En vertu de l'article 46 du même code, le demandeur peut saisir à son choix, outre la juridiction du lieu où demeure le défendeur :

- en matière contractuelle, la juridiction du lieu de la livraison effective de la chose ou du lieu de l'exécution de la prestation de service ;

- en matière délictuelle, la juridiction du lieu du fait dommageable ou celle dans le ressort de laquelle le dommage a été subi ;

- en matière mixte, la juridiction du lieu où est situé l'immeuble ;
- en matière d'aliments ou de contribution aux charges du mariage, la juridiction du lieu où demeure le créancier.

L'article 48 du code de procédure civile édicte que toute clause qui, directement ou indirectement, déroge aux règles de compétence territoriale est réputée non écrite à moins qu'elle n'ait été convenue entre des personnes ayant toutes contracté en qualité de commerçant et qu'elle n'ait été spécifiée de façon très apparente dans l'engagement de la partie à qui elle est opposée.

L'article 111 du code civil prévoit pour sa part que lorsqu'un acte contiendra, de la part des parties ou de l'une d'elles, élection de domicile pour l'exécution de ce même acte dans un autre lieu que celui du domicile réel, les significations, demandes et poursuites relatives à cet acte pourront être faites au domicile convenu, et, sous réserve des dispositions de l'article 48 du code de procédure civile, devant le juge de ce domicile.

Enfin, en vertu de l'article 14 du code civil, l'étranger, même non résidant en France, pourra être cité devant les tribunaux français, pour l'exécution des obligations par lui contractées en France avec un Français ; il pourra être traduit devant les tribunaux de France, pour les obligations par lui contractées en pays étranger envers des Français.
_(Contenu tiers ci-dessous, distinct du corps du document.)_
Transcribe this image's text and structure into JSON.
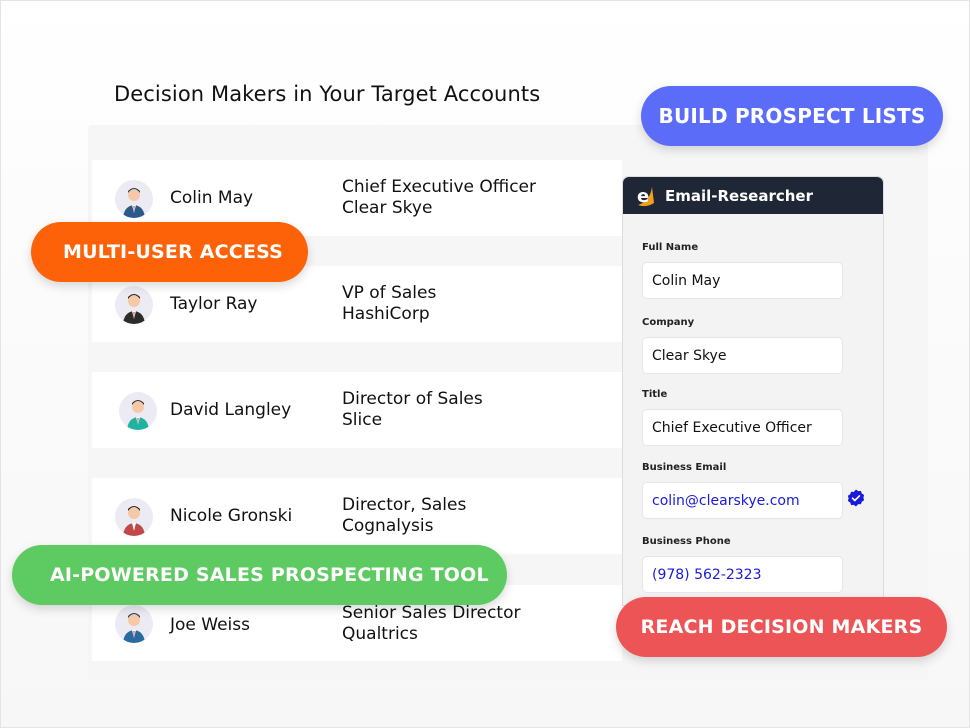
{
  "heading": "Decision Makers in Your Target Accounts",
  "badges": {
    "build": "BUILD PROSPECT LISTS",
    "multi": "MULTI-USER ACCESS",
    "ai": "AI-POWERED SALES PROSPECTING TOOL",
    "reach": "REACH DECISION MAKERS"
  },
  "colors": {
    "build": "#5b6cf9",
    "multi": "#fe6208",
    "ai": "#5ecb62",
    "reach": "#ec5456",
    "panel_header": "#1f2636",
    "link_blue": "#1a1adb"
  },
  "contacts": [
    {
      "name": "Colin May",
      "title": "Chief Executive Officer",
      "company": "Clear Skye",
      "avatar": "male-navy-suit-avatar"
    },
    {
      "name": "Taylor Ray",
      "title": "VP of Sales",
      "company": "HashiCorp",
      "avatar": "male-dark-suit-avatar"
    },
    {
      "name": "David Langley",
      "title": "Director of Sales",
      "company": "Slice",
      "avatar": "male-teal-suit-avatar"
    },
    {
      "name": "Nicole Gronski",
      "title": "Director, Sales",
      "company": "Cognalysis",
      "avatar": "male-red-shirt-avatar"
    },
    {
      "name": "Joe Weiss",
      "title": "Senior Sales Director",
      "company": "Qualtrics",
      "avatar": "male-blue-suit-avatar"
    }
  ],
  "researcher": {
    "title": "Email-Researcher",
    "logo": "email-researcher-logo",
    "fields": {
      "full_name": {
        "label": "Full Name",
        "value": "Colin May"
      },
      "company": {
        "label": "Company",
        "value": "Clear Skye"
      },
      "title": {
        "label": "Title",
        "value": "Chief Executive Officer"
      },
      "email": {
        "label": "Business Email",
        "value": "colin@clearskye.com",
        "verified_icon": "verified-badge-icon"
      },
      "phone": {
        "label": "Business Phone",
        "value": "(978) 562-2323"
      }
    }
  }
}
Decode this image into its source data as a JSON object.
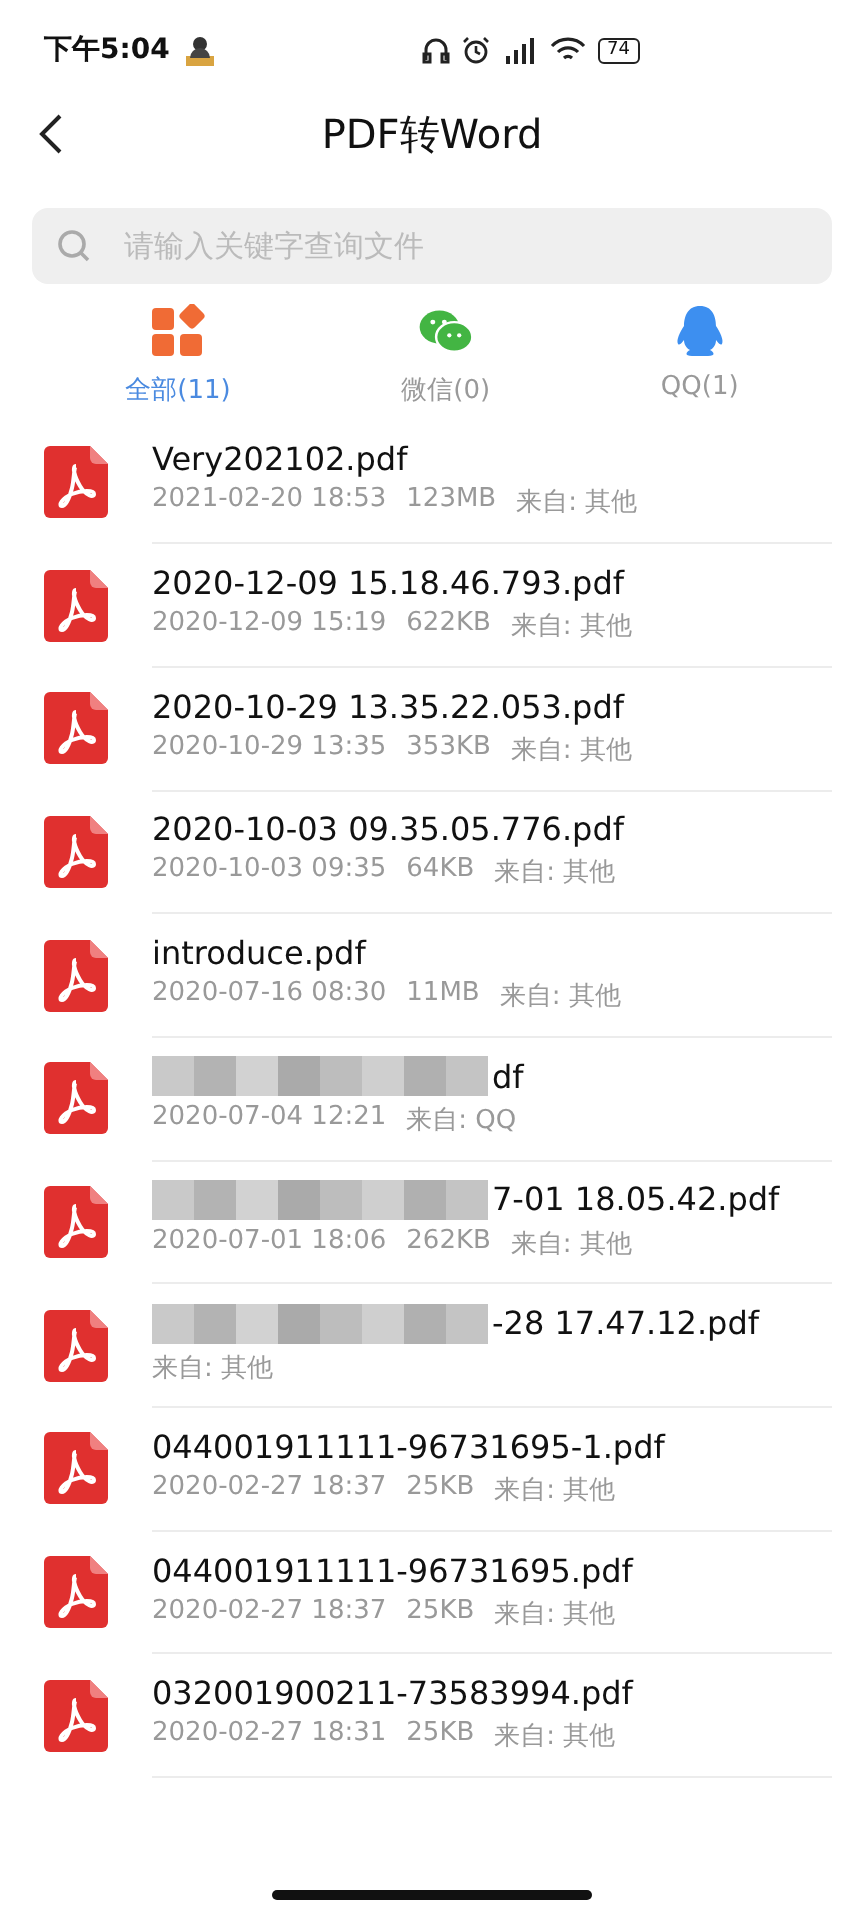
{
  "status_bar": {
    "time": "下午5:04",
    "battery": "74"
  },
  "header": {
    "title": "PDF转Word"
  },
  "search": {
    "placeholder": "请输入关键字查询文件"
  },
  "tabs": [
    {
      "kind": "all",
      "label": "全部(11)",
      "selected": true
    },
    {
      "kind": "wechat",
      "label": "微信(0)",
      "selected": false
    },
    {
      "kind": "qq",
      "label": "QQ(1)",
      "selected": false
    }
  ],
  "files": [
    {
      "name": "Very202102.pdf",
      "date": "2021-02-20 18:53",
      "size": "123MB",
      "source": "来自: 其他",
      "redacted": false
    },
    {
      "name": "2020-12-09 15.18.46.793.pdf",
      "date": "2020-12-09 15:19",
      "size": "622KB",
      "source": "来自: 其他",
      "redacted": false
    },
    {
      "name": "2020-10-29 13.35.22.053.pdf",
      "date": "2020-10-29 13:35",
      "size": "353KB",
      "source": "来自: 其他",
      "redacted": false
    },
    {
      "name": "2020-10-03 09.35.05.776.pdf",
      "date": "2020-10-03 09:35",
      "size": "64KB",
      "source": "来自: 其他",
      "redacted": false
    },
    {
      "name": "introduce.pdf",
      "date": "2020-07-16 08:30",
      "size": "11MB",
      "source": "来自: 其他",
      "redacted": false
    },
    {
      "name": "df",
      "date": "2020-07-04 12:21",
      "source": "来自: QQ",
      "redacted": true
    },
    {
      "name": "7-01 18.05.42.pdf",
      "date": "2020-07-01 18:06",
      "size": "262KB",
      "source": "来自: 其他",
      "redacted": true
    },
    {
      "name": "-28 17.47.12.pdf",
      "source": "来自: 其他",
      "redacted": true
    },
    {
      "name": "044001911111-96731695-1.pdf",
      "date": "2020-02-27 18:37",
      "size": "25KB",
      "source": "来自: 其他",
      "redacted": false
    },
    {
      "name": "044001911111-96731695.pdf",
      "date": "2020-02-27 18:37",
      "size": "25KB",
      "source": "来自: 其他",
      "redacted": false
    },
    {
      "name": "032001900211-73583994.pdf",
      "date": "2020-02-27 18:31",
      "size": "25KB",
      "source": "来自: 其他",
      "redacted": false
    }
  ]
}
Cet article 14, qui donne compétence à la juridiction française en raison de la nationalité française du demandeur, n'a lieu de s'appliquer que lorsque aucun critère de compétence territoriale n'est réalisé en France ; c'est le caractère subsidiaire de ce texte par rapport à la compétence internationale ordinaire. Le juge française ne peut écarter ces dispositions dès lors que les intéressés ne renoncent pas à s'en prévaloir.

En l'occurrence, il est justifié qu'au jour de l'assignation délivrée à M. [M] [J] par M. [R] [I], le 12 août 2021, le premier, défendeur, résidait en Arabie Saoudite, alors qu'il demeure, depuis le 1er septembre 2022, en Espagne. Sur le seul critère du lieu du domicile du défendeur, le tribunal judiciaire de Grasse ne peut être considéré comme étant compétent pour statuer sur l'action en paiement de l'indemnité de 180 000 € stipulée à titre de clause pénale dans le cadre du compromis de vente signé entre les parties le 19 octobre 2020.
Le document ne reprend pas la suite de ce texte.